Pero, en los temas pictóricos, creo que es mayor el peso de su afición por la historia natural y sus objetos de museo, la espeleología que practicó desde su juventud, el senderismo que sigue practicando hoy, casi como una ascesis personal, la osteología, la zoología, la botánica y toda esa taxonomía de seres quiméricos y transfronterizos que habitan sus cuadros: animales de existencia vegetal y vegetales que se trocaron en piedras en el vientre cavernoso del Hades. No falta tampoco en su obra la denuncia ecológica expresa, la añoranza del bosque primigenio, la amenaza palpable de la deforestación y la desertificación. Pero hay también otra denuncia más sutil: la que excluye a la figura humana de sus ambientes pictóricos. Ganfornina ha decretado nuestra propia expulsión del paraíso. Se diría que son paisajes preadánicos o postapocalípticos, donde el ser humano no encuentra espacio ni lugar, ni la ocasión ni el tiempo.

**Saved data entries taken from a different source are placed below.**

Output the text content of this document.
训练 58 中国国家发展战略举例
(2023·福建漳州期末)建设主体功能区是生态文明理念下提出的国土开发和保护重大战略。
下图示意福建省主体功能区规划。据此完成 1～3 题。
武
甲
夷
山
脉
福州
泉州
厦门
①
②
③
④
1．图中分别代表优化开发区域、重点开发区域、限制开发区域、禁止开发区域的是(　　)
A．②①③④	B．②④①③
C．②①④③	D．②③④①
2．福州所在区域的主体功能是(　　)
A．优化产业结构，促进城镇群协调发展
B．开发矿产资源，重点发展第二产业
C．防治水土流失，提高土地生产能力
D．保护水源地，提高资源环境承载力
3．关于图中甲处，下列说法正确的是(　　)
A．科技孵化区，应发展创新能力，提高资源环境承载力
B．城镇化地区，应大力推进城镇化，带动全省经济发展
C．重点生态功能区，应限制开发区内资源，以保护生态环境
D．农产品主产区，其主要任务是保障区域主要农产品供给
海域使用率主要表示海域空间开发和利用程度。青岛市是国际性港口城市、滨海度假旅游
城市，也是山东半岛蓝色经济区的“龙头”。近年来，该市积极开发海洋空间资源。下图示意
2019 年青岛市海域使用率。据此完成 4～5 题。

Es larga ya la trayectoria de este artista malagueño, que empezó sus primeros trabajos en los años ochenta, en el entorno artístico de su provincia. Conoció luego un Madrid inquieto en los días fructíferos de la movida, vivió unos años en Texas, pasó por El Escorial y regresó luego a Málaga, que es siempre la Ítaca final de todos sus viajes. Allí, en la localidad de Alcaucín, en los montes de la Axarquía, entre algarrobos y jaguarzos, ha desarrollado sus trabajos más recientes. Desde el onirismo de sus primeras obras, pasó a una época de nostalgia edénica con elementos cada vez más claros de reivindicación ecológica, cruzó por el «tenebrismo espeleológico», como a él le gusta decir, y se dirige ahora, imparable, al cielo de los astros.
Porque en Panace@ sabemos que, en estos meses, Ganfornina anda perdido en el universo de Hubble que se expande, en nebulosas lejanas y diáfanas, en el brillo póstumo de las estrellas que ya no existen y que seguimos viendo por esa lentitud desesperante con que la luz viaja por el cosmos. Mientras lees esto, José Ganfornina andará ya lejos, empeñado en otro viaje a través del universo o a través de sí mismo, escrutando la noche en la Axarquía, descifrando las celestes maquinarias, sopesando los ritmos siderales. Pero él sabe bien, igual que Dante lo supo la primera tarde en que vio a Beatriz, cerca del puente de la Trinità, que detrás de esta tramoya de eclipses y solsticios, detrás de las quimeras y los bosques genesíacos, late la fuerza inextinguible del amor, «que mueve el sol y las demás estrellas».